Production in many of the world's most prolific reservoirs comes almost entirely from systems of fractures in the producing pay that intersect the wellbore These fractures provide excellent permeability for oil and gas to flow into the wellbore even when the matrix permeability is very small. It has been observed in many instances that significant decreases in productivity are obtained when drilling through these producing intervals with water or oil-based muds. These declines are sometimes noted even in situations where drilling is performed underbalanced It is surprising, therefore, that there is very little work reported in the literature investigating formation damage in such fractured reservoirs.

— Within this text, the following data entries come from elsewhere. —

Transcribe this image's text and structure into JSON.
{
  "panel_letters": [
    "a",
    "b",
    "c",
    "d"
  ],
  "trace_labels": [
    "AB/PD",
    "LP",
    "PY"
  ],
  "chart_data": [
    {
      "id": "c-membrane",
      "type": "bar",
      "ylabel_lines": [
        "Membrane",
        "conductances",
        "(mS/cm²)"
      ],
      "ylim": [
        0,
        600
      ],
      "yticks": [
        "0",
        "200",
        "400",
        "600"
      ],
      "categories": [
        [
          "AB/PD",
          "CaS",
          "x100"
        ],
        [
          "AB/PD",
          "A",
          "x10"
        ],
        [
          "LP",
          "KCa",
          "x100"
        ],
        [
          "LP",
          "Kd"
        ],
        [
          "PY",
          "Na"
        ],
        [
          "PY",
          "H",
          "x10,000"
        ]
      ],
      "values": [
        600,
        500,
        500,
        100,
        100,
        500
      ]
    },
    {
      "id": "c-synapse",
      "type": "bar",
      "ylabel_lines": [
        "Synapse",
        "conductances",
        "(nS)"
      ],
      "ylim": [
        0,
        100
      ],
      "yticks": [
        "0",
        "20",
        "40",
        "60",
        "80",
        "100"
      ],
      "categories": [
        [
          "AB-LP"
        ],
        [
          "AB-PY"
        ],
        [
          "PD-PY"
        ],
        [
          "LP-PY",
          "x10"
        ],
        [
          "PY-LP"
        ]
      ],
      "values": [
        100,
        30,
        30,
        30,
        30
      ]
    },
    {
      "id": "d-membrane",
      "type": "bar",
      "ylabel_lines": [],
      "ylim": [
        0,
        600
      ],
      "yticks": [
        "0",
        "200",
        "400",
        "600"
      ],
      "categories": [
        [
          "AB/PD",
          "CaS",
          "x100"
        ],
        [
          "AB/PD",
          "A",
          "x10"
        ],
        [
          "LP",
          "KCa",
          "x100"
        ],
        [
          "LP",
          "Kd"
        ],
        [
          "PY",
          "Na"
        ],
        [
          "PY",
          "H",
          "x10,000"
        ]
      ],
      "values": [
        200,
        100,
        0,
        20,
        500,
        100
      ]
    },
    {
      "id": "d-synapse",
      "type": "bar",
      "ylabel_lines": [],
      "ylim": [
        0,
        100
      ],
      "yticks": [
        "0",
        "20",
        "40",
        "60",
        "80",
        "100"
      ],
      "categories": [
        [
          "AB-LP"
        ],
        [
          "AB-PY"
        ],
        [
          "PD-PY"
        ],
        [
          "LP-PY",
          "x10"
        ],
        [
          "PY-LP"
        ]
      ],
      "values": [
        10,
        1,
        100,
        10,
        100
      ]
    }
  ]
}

In this report, the extent and depth of formation damage induced by mud solids as they invade the fracture is discussed. Two types of bridging additives were studied:

  1. long, slender fibers and

  2. granular additives; and the bridging mechanism was investigated.

A great deal of work has been done on lost circulation additives for drilling muds that are used to prevent large scale losses of mud to the formation. Lost circulation problems become particularly acute when drilling through naturally fractured zones and through zones in which fracturing can easily be induced if the mud pressure exceeds the minimum horizontal stress.

Lost circulation materials (LCMs) are usually designed to accomplish two goals:

  1. to bridge across the face of fractures or vugs that already exist and

  2. to prevent the growth of any fractures that may be induced during drilling.

This strategy has led to the development of a whole range of additives that seem to work under some conditions but not in others. There are some general rules of thumb that seem to apply to lost circulation problems:

  1. Oil-based muds are more prone to lost circulation problems than water-based muds.

  2. The size distribution, concentration, shape and method of application of the fluid loss additive is crucial to the success of a treatment.

    Past data suggests that muds that form mechanically strong filter cakes across the face of a fracture tend to minimize lost circulation problems. In addition, if induced fracturing is a major mechanism for lost circulation, then lost circulation materials that cause effective tip screen outs to prevent fracture growth may be used.